I am not going to drink my own uncle's pee. I won't. |
Once we got Florida one of the first things we did was
to go by my dad's cousin's family's amusement park.
If you have never
been to the south the one thing you must know is that everyone is a cousin to everyone and they all know
how they are all related. This is because they have kept the gene
pool relatively parochial, with no need to mix with northerners. This
amusement park was modest and abandoned but at one time had a roller
skating rink a swimming area in the spring and slides and a diving
board. There were also pinball machines and a dance for or as the
hillbillies liked to call it a 'juke joint'. It was called White
Springs the first time I went my cousin told me it was more like
white trash springs. Being from the racially homogeneous and
harmonious west I had never heard the term white trash ans assumed
that he was referring to it having a lot of garbage around. We were
there in the middle of the winter so no one was swimming and my
siblings cousins and I we running around on the equipment and in the
roller skating rink and down by the stream that ran off from the
spring. My cousins all started jumping over the stream and my dad
yelled down to us to not jump and to run back around because it was
time to go and he didn't want us falling in a getting wet. I was, as
many nerds are, overly optimistic about my physical prowess so I
decided to thoughtfully decline my father's request and go for it
anyway. It went badly. I jumped about six-inches short of terra
firma and landed instead on a patch of moss and slid as quickly
as gravity and my momentum could manage face first into the bank.

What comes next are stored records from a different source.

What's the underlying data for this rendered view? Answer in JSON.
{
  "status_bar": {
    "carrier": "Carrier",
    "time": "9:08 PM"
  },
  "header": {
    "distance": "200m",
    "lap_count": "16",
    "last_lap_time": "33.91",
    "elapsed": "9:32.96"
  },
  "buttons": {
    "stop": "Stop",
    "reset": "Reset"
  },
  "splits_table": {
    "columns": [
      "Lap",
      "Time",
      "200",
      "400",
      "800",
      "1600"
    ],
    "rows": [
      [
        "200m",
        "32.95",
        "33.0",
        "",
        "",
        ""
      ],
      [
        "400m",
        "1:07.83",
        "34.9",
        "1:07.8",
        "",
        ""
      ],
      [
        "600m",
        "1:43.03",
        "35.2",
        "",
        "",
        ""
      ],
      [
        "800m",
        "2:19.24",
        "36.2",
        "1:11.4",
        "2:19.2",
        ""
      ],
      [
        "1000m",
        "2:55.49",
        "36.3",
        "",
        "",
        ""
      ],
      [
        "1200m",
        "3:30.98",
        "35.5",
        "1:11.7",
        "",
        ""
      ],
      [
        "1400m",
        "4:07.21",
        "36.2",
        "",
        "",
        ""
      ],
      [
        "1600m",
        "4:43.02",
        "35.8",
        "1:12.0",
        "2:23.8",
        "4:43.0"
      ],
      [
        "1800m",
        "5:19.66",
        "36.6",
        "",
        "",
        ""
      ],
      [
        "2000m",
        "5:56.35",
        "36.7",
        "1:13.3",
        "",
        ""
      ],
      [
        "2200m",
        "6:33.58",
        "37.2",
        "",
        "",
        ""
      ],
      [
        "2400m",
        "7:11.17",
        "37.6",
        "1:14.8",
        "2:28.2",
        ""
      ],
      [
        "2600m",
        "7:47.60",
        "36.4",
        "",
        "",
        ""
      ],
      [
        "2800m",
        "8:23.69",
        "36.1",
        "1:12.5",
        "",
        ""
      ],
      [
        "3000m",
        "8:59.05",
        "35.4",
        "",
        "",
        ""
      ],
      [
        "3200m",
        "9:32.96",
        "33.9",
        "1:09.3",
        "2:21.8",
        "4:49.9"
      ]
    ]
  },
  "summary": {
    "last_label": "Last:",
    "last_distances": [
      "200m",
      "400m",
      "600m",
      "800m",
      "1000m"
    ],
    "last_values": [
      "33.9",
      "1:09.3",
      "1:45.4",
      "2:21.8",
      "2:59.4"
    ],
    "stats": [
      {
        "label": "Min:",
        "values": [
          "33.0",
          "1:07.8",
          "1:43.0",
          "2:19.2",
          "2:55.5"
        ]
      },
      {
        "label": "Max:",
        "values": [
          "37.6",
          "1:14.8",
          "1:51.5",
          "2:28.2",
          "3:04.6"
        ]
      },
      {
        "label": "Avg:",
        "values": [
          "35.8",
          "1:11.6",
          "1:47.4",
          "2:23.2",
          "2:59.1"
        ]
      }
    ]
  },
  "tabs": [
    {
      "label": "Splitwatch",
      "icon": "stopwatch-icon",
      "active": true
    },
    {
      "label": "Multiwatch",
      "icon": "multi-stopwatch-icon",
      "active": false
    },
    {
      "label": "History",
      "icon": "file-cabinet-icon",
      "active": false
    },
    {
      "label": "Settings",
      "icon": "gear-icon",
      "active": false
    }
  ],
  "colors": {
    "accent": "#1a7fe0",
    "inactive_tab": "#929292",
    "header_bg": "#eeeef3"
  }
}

From there I went ahead and fell into the stream proper and got
soaked and a bloody nose as well as a respectably thorough spanking
for my troubles. I have since decided to always look before I leap
and then don't. In later years white springs was closed to swimming
and is now used by a bottled water company as a 'source untouched and
protected for millions of years'. Lies. I know for sure that I have
peed in it, and I think it would be safe to assume that most of my
kin did also. To be clear, the befoulment of this pristine source was more
recent then the millions of years claimed on the bottle.